Hailing from Seville, Joaquin Turina (1882-1949) was part of a group of Spanish composers in the early twentieth century, including Albeniz, Granados, and his lifelong friend Manuel de Falla, who incorporated the musical flavors of Spain while writing music within standard European forms. Working in the early twentieth century, Turina was in particular strongly influenced by Debussy, Moszkowski, and Franck. His Piano Trio No. 2, composed in 1933, exhibits this blending of elements delightfully infused with the charm and flavor of Spanish rhythm and timbre.
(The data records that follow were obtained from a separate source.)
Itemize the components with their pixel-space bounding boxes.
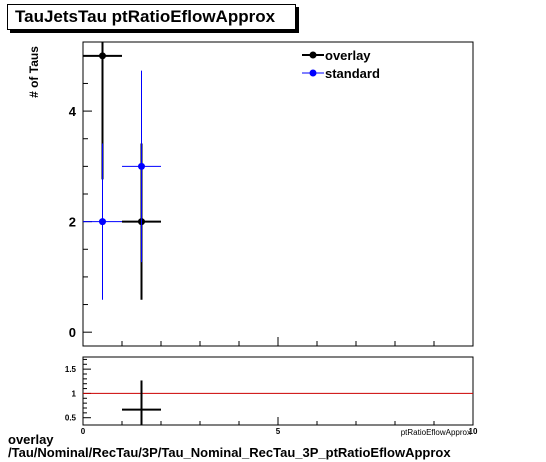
legend-label-standard: standard <box>325 66 380 81</box>
ratio-y-tick-label: 1 <box>72 389 77 398</box>
legend-label-overlay: overlay <box>325 48 371 63</box>
marker <box>99 218 106 226</box>
ratio-y-tick-label: 0.5 <box>65 414 77 423</box>
y-tick-label: 4 <box>69 104 77 119</box>
legend-marker <box>309 69 317 77</box>
legend-marker <box>309 51 317 59</box>
footer-label: overlay <box>8 432 54 447</box>
ratio-y-tick-label: 1.5 <box>65 365 77 374</box>
chart-title-box: TauJetsTau ptRatioEflowApprox <box>7 4 296 30</box>
data-point-standard <box>122 70 161 263</box>
x-axis-label: ptRatioEflowApprox <box>401 428 471 437</box>
y-tick-label: 2 <box>69 215 76 230</box>
marker <box>99 52 106 60</box>
footer-path: /Tau/Nominal/RecTau/3P/Tau_Nominal_RecTa… <box>8 445 451 460</box>
ratio-x-tick-label: 0 <box>81 427 86 436</box>
y-axis-label: # of Taus <box>27 46 41 98</box>
ratio-x-tick-label: 5 <box>276 427 281 436</box>
marker <box>138 162 145 170</box>
ratio-data-point <box>122 380 161 425</box>
ratio-x-tick-label: 10 <box>469 427 478 436</box>
chart-title: TauJetsTau ptRatioEflowApprox <box>15 7 276 26</box>
legend: overlay standard <box>302 48 380 81</box>
data-point-standard <box>83 143 122 300</box>
y-tick-label: 0 <box>69 325 76 340</box>
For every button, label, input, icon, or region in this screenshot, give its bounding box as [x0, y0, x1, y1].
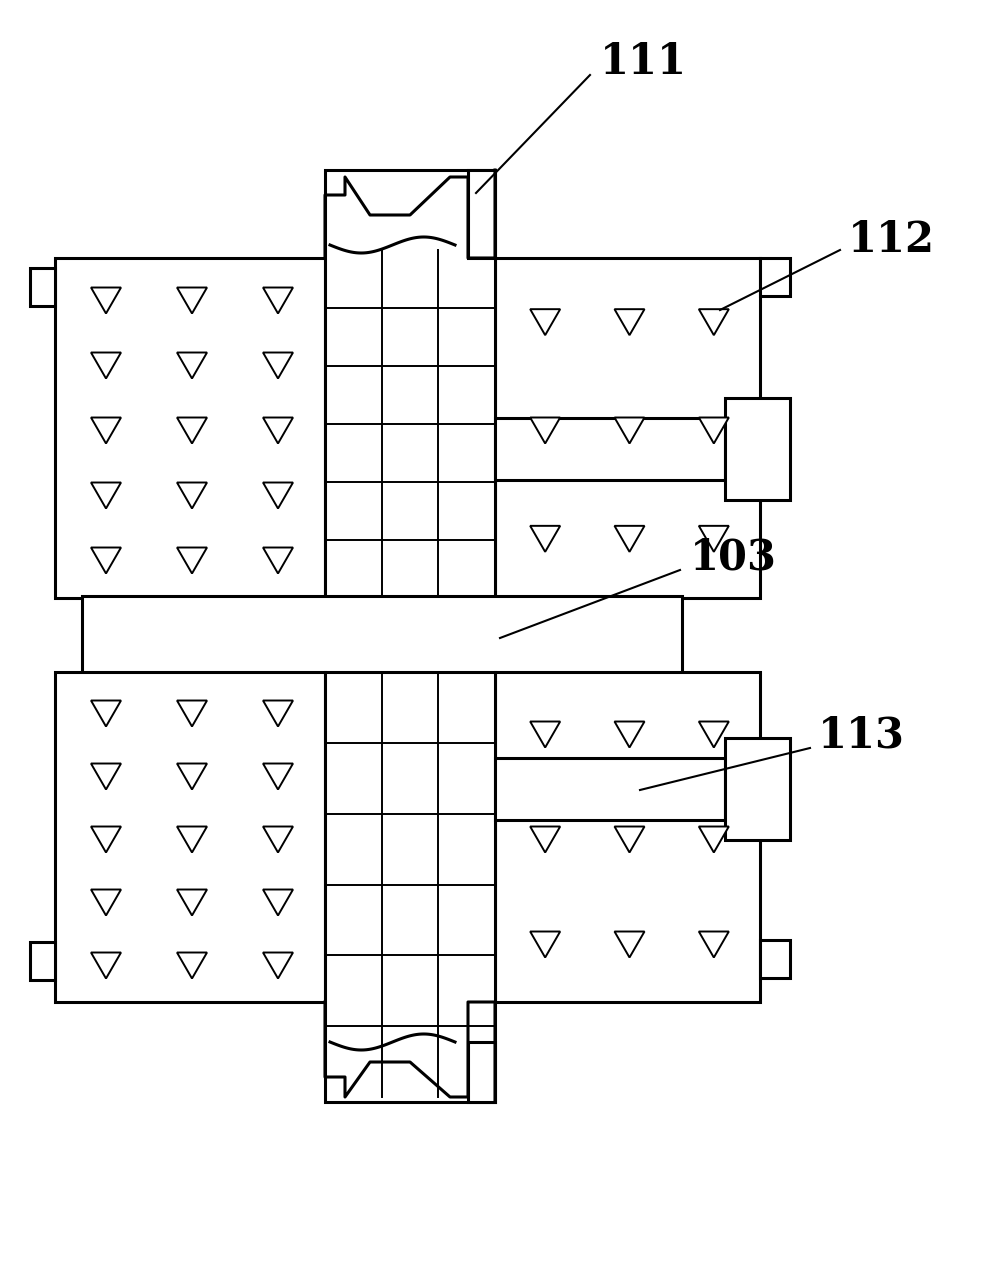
Polygon shape	[263, 352, 293, 379]
Text: 111: 111	[600, 40, 687, 83]
Polygon shape	[91, 701, 121, 726]
Polygon shape	[91, 352, 121, 379]
Polygon shape	[530, 826, 560, 853]
Bar	[468, 1042, 495, 1103]
Polygon shape	[263, 288, 293, 313]
Polygon shape	[177, 764, 207, 789]
Polygon shape	[614, 826, 644, 853]
Polygon shape	[177, 826, 207, 853]
Polygon shape	[177, 352, 207, 379]
Text: 103: 103	[690, 537, 777, 578]
Polygon shape	[699, 932, 728, 957]
Polygon shape	[263, 826, 293, 853]
Bar	[468, 171, 495, 258]
Polygon shape	[699, 525, 728, 552]
Bar	[82, 596, 682, 674]
Polygon shape	[91, 418, 121, 443]
Bar	[725, 398, 790, 500]
Bar	[30, 268, 55, 306]
Polygon shape	[177, 288, 207, 313]
Polygon shape	[177, 482, 207, 509]
Polygon shape	[614, 418, 644, 443]
Bar	[30, 942, 55, 980]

The irrepressible lyricism of his writing, the harmonic piquancy, rhythmic vibrancy (including a perpetuum mobile), and innovative textures in his 2nd piano trio bring all of this to life vividly.
Brahms’s (1833-1897) well-known and beloved Piano Trio No. 3 in C Minor is the final and most compact of his three piano trios. Pithy and intense, it is a taut statement of a form perfected through Brahms’s own chamber music output. His uncanny knack for composing timeless melodies that one imagines on a first hearing that one has heard them all of one’s life sends the music right to the deepest part of our hearts. One imagines a chamber/salon soirée at the home of Clara Schumann or Joseph Joachim.
Though virtually unknown in the United States, Arno Babajanian (1921-1983) is revered as a national musical treasure in his native Armenia and is wildly popular in Russia. He left a substantial body of work, including a cello concerto for Mstislav Rostropovich, of which a stunning achievement is his Piano Trio, written in 1952. Babajanian’s music blends elements both eastern and western: the soulful echoes of Armenian folk melody, mode, and rhythm combined with the romantic spirit of contemporaries Khachaturian, Rachmaninov, Shostakovich, and Prokofiev. The first movement’s fervently Romantic contrapuntalism recalls the best of Rachmaninov; an incredibly vulnerable, sweet, and truthful second movement proves the almost minimalist contrast to the raging activity of the movements to either side of it. And the irresistible last movement dances trippingly along in 5/8 and 7/8 while never losing a moment’s confidence. Tonal, melodic, and emotionally direct, Babajanian’s Piano Trio expresses a full spectrum of emotions – at times darkly brooding, ethereal, energetic, sweetly melancholic, and full of drama.